Articulating the tacit dimension in artmaking

It is important for artists not only to acknowledge the often ‘tacit’ nature of what they do, but to attempt to articulate their practice to suit a variety of contexts. In the presentation I refer to Donald Schon’s ideas about reflective thinking and problem solving, and Guy Claxton’s different ‘ways of knowing’ within the context of intuitive practice.

There are a number of pressures for the contemporary artist at the interface between their public and private personas, where artists and makers are required to ‘legitimate’ their practice, and to be accountable in the development and outcomes of specific projects. This is mirrored by the burgeoning of creative and practice-based MA and PhD routes in universities in which there is posited a close relationship between theory and practice, and where the practice is required to be explicated, not only to validate the creative self, but for a wider professional validation and critical acceptance across the whole spectrum of other academic disciplines. However, I think there is a deeper, more complex cultural level which might be affected by such ‘articulation’ and which should be seen as beneficial.

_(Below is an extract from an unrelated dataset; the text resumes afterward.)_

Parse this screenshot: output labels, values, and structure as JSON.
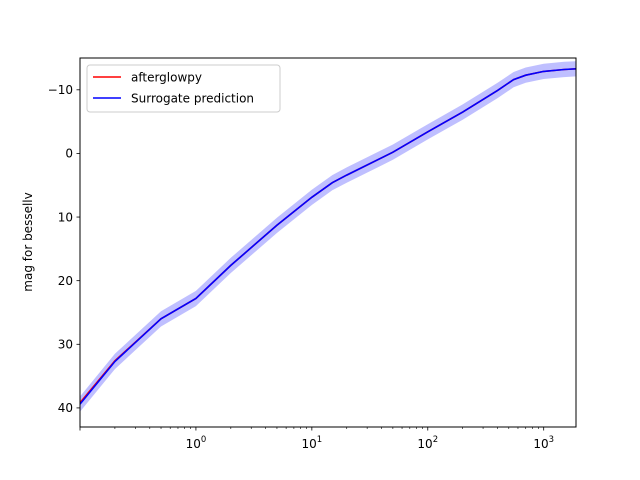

Developing knowledge about the complicated processes of making art must inevitably lead to a more enlightened grasp, understanding and encouragement of the artist in the contemporary climate. Thus, the common multiplicity of roles assumed by the artist (eg the artist as curator or teacher) should have greater acknowledgement and lead to an enhanced sense of the worth of art in our society. A more effective articulation of practice can enable the subsequent relationship between artist, artwork and viewer to become closer. The analysis of ‘tacit’ and often hidden artmaking processes and meanings should help to develop a more informed viewer. The question for us is not about the worth or value of articulating our practice but how can we achieve an ever increasing clarity of utterance?

Michael Jarvis is an artist, writer and lecturer. He works part time at Northumbria University, contributing to undergraduate and postgraduate programmes in teacher education and fine art. He is a consultant and researcher in primary and secondary schools.  Currently he is studying for a PhD at Lancaster University. The research is concerned with questions of visuality in the contemporary practice of painting. A provisional title is ‘How Painting imparts Sense to Vision.’ The research aims to analyse painting as a practice grounded in phenomenology, which attempts to identify the essential qualities of objects and to re-present them. A critical component of the study is to analyse how the painter makes and ‘performs’ a work and how the viewer in turn ‘performs’ the work during the active process of perception.